Jackson J's reasons explain the expected profit issue in practical terms. The Information Memorandum overlooked the terms of the Secret Harbor Unit Trust itself. Those terms required a return of capital to each unit holder regardless of whether the holder had contributed cash for units. Each unit had the same entitlement on a winding up. On the projected numbers discussed in the reasons, a return on equity of around 40% or more was unattainable and even any positive return on equity was likely unattainable once the trust deed mechanics were applied.
The court then dealt carefully with the promoters' reliance on intention. Mr Bateman had given evidence that, if the mistake had been discovered, PM Asset Holdings would have taken a smaller amount and investors would have been paid out as contemplated. But the court said that evidence did not establish reasonable grounds for the representation. The cross-examination made clear that there was no mechanism in the trust deed for a priority return of capital to cash investors and that PM Asset Holdings could have insisted on strict compliance with its rights. The court also rejected the suggestion that this evidence was unchallenged. It had been challenged in cross-examination and in written submissions.

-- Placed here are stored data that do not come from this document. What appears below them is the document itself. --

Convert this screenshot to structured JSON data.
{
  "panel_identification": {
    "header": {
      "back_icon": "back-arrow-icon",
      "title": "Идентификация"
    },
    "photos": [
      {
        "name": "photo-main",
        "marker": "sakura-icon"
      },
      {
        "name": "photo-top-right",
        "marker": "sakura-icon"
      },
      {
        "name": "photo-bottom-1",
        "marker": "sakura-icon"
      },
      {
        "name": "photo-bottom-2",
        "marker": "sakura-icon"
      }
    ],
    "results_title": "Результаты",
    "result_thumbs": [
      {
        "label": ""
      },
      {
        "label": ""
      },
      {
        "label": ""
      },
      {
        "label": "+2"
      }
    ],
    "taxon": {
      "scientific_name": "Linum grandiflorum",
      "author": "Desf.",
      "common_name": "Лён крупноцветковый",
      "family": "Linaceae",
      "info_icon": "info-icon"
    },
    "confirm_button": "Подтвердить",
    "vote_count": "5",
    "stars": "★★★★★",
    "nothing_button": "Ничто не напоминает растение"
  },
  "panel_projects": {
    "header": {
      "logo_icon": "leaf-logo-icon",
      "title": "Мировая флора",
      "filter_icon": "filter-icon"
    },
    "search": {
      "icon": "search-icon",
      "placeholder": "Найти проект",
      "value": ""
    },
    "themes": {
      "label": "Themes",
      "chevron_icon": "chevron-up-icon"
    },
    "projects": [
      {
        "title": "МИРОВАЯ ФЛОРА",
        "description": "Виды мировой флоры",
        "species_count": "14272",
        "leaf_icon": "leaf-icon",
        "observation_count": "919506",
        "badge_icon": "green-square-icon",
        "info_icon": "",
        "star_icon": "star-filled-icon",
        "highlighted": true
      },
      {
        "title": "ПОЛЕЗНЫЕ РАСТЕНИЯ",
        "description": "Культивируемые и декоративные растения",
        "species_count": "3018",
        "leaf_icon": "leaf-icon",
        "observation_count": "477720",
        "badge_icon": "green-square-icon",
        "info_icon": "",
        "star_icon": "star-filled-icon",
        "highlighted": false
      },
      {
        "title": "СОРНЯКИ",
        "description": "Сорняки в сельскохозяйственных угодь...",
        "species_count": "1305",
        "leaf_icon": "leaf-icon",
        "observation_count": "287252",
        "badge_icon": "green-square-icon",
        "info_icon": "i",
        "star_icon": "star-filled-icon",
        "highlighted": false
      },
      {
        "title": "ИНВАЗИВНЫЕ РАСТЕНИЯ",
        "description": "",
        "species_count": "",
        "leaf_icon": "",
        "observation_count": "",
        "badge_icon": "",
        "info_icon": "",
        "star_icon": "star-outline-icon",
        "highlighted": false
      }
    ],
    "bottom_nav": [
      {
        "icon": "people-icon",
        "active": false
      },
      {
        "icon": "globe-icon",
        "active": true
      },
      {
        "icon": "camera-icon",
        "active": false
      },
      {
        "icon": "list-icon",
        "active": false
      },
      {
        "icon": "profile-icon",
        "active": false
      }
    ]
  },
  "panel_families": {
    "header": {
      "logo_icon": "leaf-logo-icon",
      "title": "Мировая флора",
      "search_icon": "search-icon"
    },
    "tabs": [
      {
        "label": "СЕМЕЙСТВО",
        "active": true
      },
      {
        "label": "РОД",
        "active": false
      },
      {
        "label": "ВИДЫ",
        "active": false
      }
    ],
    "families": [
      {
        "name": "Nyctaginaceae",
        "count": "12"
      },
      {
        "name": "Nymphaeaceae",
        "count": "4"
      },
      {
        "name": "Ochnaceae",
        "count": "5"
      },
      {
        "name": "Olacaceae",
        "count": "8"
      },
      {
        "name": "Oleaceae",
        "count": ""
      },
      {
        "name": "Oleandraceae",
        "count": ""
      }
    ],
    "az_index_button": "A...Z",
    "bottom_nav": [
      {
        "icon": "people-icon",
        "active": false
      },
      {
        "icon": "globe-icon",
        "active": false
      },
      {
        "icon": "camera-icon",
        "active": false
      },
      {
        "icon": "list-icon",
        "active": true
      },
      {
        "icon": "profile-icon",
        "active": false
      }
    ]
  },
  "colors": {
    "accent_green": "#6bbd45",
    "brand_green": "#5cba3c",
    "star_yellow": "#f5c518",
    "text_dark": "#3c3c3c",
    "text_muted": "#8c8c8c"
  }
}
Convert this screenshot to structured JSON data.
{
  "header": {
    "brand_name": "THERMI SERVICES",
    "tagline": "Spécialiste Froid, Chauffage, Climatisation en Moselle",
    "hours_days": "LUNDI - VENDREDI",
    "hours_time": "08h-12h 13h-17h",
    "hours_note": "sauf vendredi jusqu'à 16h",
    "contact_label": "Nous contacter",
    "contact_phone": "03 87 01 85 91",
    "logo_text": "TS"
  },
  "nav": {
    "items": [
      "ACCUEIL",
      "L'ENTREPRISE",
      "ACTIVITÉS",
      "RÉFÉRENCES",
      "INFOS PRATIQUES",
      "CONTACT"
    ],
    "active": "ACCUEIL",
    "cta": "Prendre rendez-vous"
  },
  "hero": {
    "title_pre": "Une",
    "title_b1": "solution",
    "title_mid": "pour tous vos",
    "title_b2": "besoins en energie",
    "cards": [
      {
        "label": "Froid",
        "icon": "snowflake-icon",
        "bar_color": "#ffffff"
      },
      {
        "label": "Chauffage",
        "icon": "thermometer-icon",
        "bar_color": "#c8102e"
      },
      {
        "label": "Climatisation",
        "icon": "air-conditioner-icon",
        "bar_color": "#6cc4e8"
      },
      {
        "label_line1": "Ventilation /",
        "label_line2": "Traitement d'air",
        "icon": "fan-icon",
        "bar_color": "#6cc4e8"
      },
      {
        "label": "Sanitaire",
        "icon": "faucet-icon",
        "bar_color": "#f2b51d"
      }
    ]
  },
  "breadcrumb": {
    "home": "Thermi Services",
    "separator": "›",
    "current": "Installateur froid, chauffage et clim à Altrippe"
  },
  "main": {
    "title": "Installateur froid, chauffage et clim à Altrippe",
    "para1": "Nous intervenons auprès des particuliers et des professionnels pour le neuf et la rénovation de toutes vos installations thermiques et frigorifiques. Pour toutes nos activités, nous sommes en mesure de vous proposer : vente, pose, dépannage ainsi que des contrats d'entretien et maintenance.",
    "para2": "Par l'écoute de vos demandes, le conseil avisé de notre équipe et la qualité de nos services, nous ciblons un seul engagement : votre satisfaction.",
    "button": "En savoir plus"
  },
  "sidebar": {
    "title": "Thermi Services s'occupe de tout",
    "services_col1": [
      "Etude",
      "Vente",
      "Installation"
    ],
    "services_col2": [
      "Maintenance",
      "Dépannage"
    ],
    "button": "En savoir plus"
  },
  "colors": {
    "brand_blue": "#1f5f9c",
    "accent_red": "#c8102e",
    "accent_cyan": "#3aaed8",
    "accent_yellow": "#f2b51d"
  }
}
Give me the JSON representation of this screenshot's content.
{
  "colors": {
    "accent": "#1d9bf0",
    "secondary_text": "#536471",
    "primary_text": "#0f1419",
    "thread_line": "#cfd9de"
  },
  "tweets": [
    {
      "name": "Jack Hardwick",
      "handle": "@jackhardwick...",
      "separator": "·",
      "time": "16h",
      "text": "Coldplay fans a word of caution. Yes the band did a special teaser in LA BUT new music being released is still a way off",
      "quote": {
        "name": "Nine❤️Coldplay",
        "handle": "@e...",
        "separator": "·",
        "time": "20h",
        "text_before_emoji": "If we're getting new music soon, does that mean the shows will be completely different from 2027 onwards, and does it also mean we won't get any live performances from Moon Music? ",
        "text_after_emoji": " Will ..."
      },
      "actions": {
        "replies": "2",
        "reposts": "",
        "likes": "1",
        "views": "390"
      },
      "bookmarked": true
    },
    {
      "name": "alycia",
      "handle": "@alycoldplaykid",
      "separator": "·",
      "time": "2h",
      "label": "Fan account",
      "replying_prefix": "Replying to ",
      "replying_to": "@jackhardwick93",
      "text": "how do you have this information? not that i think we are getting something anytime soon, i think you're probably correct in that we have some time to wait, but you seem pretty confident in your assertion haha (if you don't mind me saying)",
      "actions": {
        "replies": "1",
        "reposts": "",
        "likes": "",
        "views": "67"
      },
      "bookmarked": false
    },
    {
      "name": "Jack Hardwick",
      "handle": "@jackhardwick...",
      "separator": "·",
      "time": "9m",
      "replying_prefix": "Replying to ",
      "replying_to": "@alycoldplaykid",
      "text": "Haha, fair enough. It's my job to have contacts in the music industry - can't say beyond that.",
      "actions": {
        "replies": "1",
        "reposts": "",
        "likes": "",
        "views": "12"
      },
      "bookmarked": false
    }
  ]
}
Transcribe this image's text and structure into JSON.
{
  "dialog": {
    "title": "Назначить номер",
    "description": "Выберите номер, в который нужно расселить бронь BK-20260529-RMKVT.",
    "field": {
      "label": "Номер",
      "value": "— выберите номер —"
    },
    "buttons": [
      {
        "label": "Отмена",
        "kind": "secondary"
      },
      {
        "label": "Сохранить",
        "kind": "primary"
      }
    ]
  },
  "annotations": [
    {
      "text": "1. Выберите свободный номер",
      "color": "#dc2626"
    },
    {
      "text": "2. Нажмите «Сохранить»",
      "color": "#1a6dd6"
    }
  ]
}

Just as importantly, the court said the argument being addressed at trial was not really that the subjective intentions of Mr Harris or Mr Bateman supplied reasonable grounds for a future representation. Rather, the argument had shifted to a contention that the preferential return of capital was somehow plainly the intention of the trust structure itself. The primary judge rejected that so-called assumption, and the Full Court held there was no reason to disturb that conclusion. The terms of the trust contradicted it, and statements in the Information Memorandum describing the effect of those terms also contradicted it.
The court also explained why findings below about lack of knowledge of falsity did not help the appellants. Those findings went to whether the investors had proved that Mr Harris and Mr Bateman knew, at the time of issue, that the Information Memorandum was inconsistent with the trust deed. They did not amount to a finding that the trust would in fact have been administered contrary to its terms or that the promoted return model had reasonable grounds.